The Students’ Union members asserted that it is not enough to have access to educational resources, that administrative resources and direct access to the administrative team is required especially for the aforementioned circumstances.
“Increased digital access not just to education content but also administration would help decrease the workload of administration teams at Universities impacted by new restrictions, and allow for students to gain some individual oversight.
“Having a clear overview of how to access student support will hopefully ease any confusion on who to contact and what the status of a request is.”
The proposed action posited by the general meeting involved the potential creation of a one destination portal, similar to how other services are available through student and staff portals, or a 24/7 live chat that can direct requests and signpost students to the appropriate destination or contact.
“Online access should also provide an overview of which team handles what enquiry to ensure a request lands with the right people (ex: academic documents, learning disabilities, mental health support, general enquiries, accommodation enquiries).
“Students should be able to open cases and get an update on the progress of an enquiry. If multiple administrators are working on a case it would help if every member can see which steps have been taken and what has been resolved rather than having to work in circles.”
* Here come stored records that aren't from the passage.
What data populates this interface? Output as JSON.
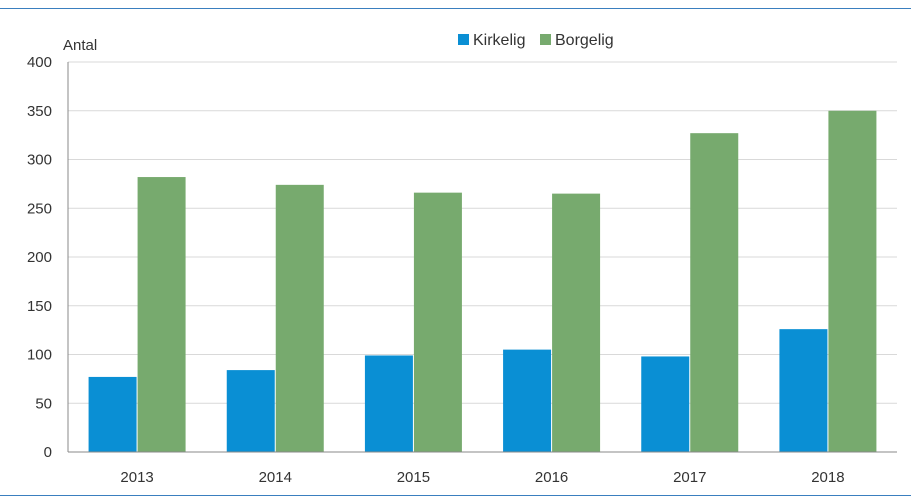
{
  "colors": {
    "kirkelig": "#0a8fd4",
    "borgelig": "#77aa6e",
    "grid": "#d9d9d9",
    "axis": "#888888",
    "rule": "#3a7fbf"
  },
  "chart_data": {
    "type": "bar",
    "title": "",
    "xlabel": "",
    "ylabel": "Antal",
    "categories": [
      "2013",
      "2014",
      "2015",
      "2016",
      "2017",
      "2018"
    ],
    "series": [
      {
        "name": "Kirkelig",
        "values": [
          77,
          84,
          99,
          105,
          98,
          126
        ]
      },
      {
        "name": "Borgelig",
        "values": [
          282,
          274,
          266,
          265,
          327,
          350
        ]
      }
    ],
    "ylim": [
      0,
      400
    ],
    "yticks": [
      0,
      50,
      100,
      150,
      200,
      250,
      300,
      350,
      400
    ],
    "grid": true,
    "legend_position": "top-center"
  }
}
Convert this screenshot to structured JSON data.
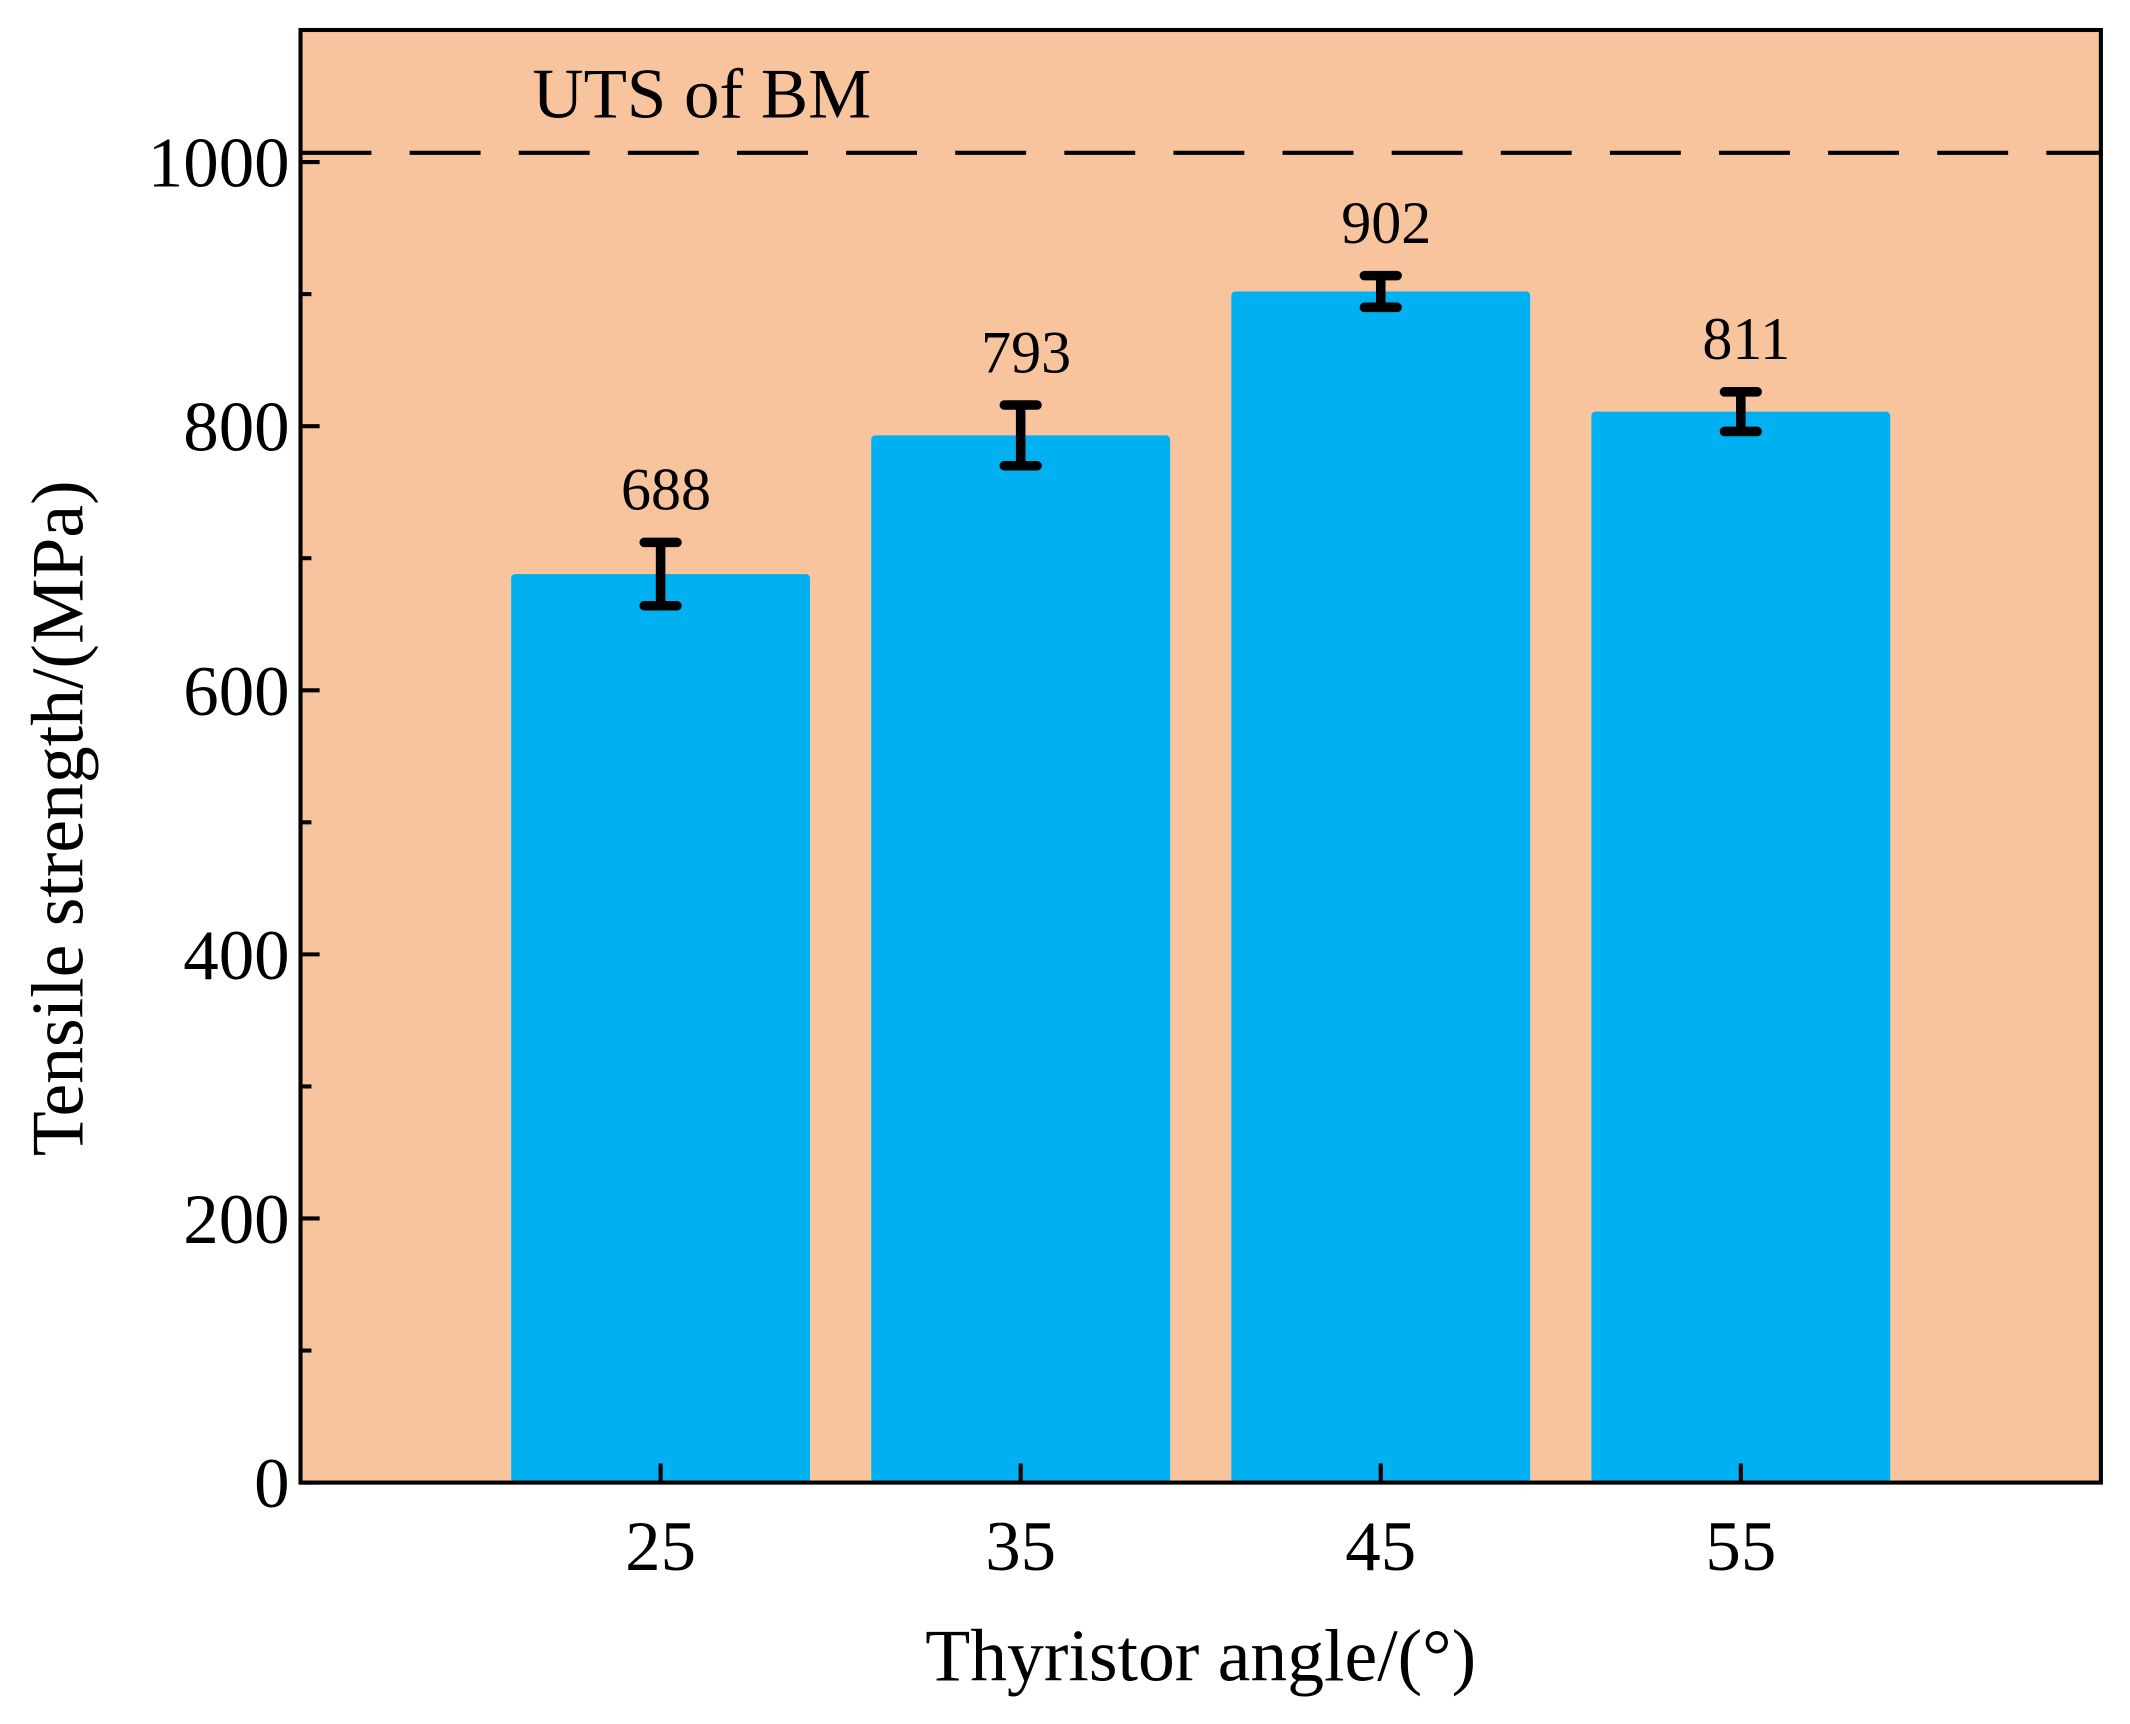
{
  "chart_data": {
    "type": "bar",
    "x_label": "Thyristor angle/(°)",
    "y_label": "Tensile strength/(MPa)",
    "annotation": "UTS of BM",
    "reference_line": 1007,
    "x": [
      25,
      35,
      45,
      55
    ],
    "values": [
      688,
      793,
      902,
      811
    ],
    "errors": [
      24,
      23,
      12,
      15
    ],
    "bar_width": 8.3,
    "color": "#00b0f0",
    "background": "#f8c49e",
    "xlim": [
      15,
      65
    ],
    "xticks": [
      25,
      35,
      45,
      55
    ],
    "ylim": [
      0,
      1100
    ],
    "yticks": [
      0,
      200,
      400,
      600,
      800,
      1000
    ]
  }
}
The last motion discussed at the general meeting involved the inclusion of the relatively new Stirling Student Tenants Union under the umbrella of other official organisations, postulating that the SSTU should receive official help, support, and backing from the National Union of Students and other student unions at other universities in their endeavours.
It is a formal acceptance of the organisation and attempt to further legitimise the SSTU in its future aims, conflicts, and objectives, proposing solidarity between the Stirling students union and the SSTU.
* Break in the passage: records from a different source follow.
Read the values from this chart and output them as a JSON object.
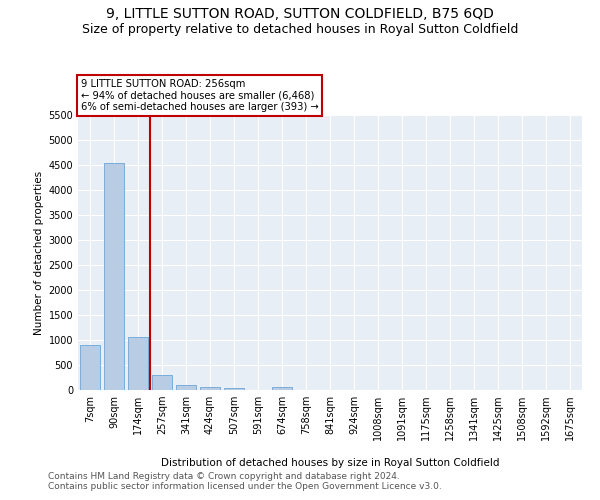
{
  "title": "9, LITTLE SUTTON ROAD, SUTTON COLDFIELD, B75 6QD",
  "subtitle": "Size of property relative to detached houses in Royal Sutton Coldfield",
  "xlabel": "Distribution of detached houses by size in Royal Sutton Coldfield",
  "ylabel": "Number of detached properties",
  "footnote1": "Contains HM Land Registry data © Crown copyright and database right 2024.",
  "footnote2": "Contains public sector information licensed under the Open Government Licence v3.0.",
  "bar_labels": [
    "7sqm",
    "90sqm",
    "174sqm",
    "257sqm",
    "341sqm",
    "424sqm",
    "507sqm",
    "591sqm",
    "674sqm",
    "758sqm",
    "841sqm",
    "924sqm",
    "1008sqm",
    "1091sqm",
    "1175sqm",
    "1258sqm",
    "1341sqm",
    "1425sqm",
    "1508sqm",
    "1592sqm",
    "1675sqm"
  ],
  "bar_values": [
    900,
    4550,
    1060,
    300,
    95,
    70,
    50,
    0,
    60,
    0,
    0,
    0,
    0,
    0,
    0,
    0,
    0,
    0,
    0,
    0,
    0
  ],
  "bar_color": "#b8cce4",
  "bar_edge_color": "#7aaddc",
  "annotation_line1": "9 LITTLE SUTTON ROAD: 256sqm",
  "annotation_line2": "← 94% of detached houses are smaller (6,468)",
  "annotation_line3": "6% of semi-detached houses are larger (393) →",
  "vline_x": 2.5,
  "vline_color": "#c00000",
  "ylim": [
    0,
    5500
  ],
  "yticks": [
    0,
    500,
    1000,
    1500,
    2000,
    2500,
    3000,
    3500,
    4000,
    4500,
    5000,
    5500
  ],
  "bg_color": "#e8eef5",
  "title_fontsize": 10,
  "subtitle_fontsize": 9,
  "axis_label_fontsize": 7.5,
  "tick_fontsize": 7,
  "footnote_fontsize": 6.5
}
Over the last couple of years, many tenants unions and similar groups petitioning for fairer accommodation terms and attempting to hold universities accountable have risen over the UK, providing a vital service for students to make their voices heard over any accommodation concerns, with a current focus on rent refunds in light of the pandemic restrictions. These groups together are known as the Union of Scottish Student Tenant Unions.
The proposed action to be taken by the general meeting consisted primarily of increasing the links between the SSTU and the SSU, formalising and legitimising the relationship between the institutions, and proposing that in future endeavours, the SSTU is supported by wider institutions.
The GM resolved that, “Stirling Student Union will call on the National Union of Students and other Student Unions to assist student efforts to establish Student Tenant Unions and support their aims and objectives.
Stirling Student Union stands in solidarity with the SSTU and wider Student tenant movement. The union resolves to provide assistance and support for these actions when possible and calls on the NUS and other Student Unions to do the same.”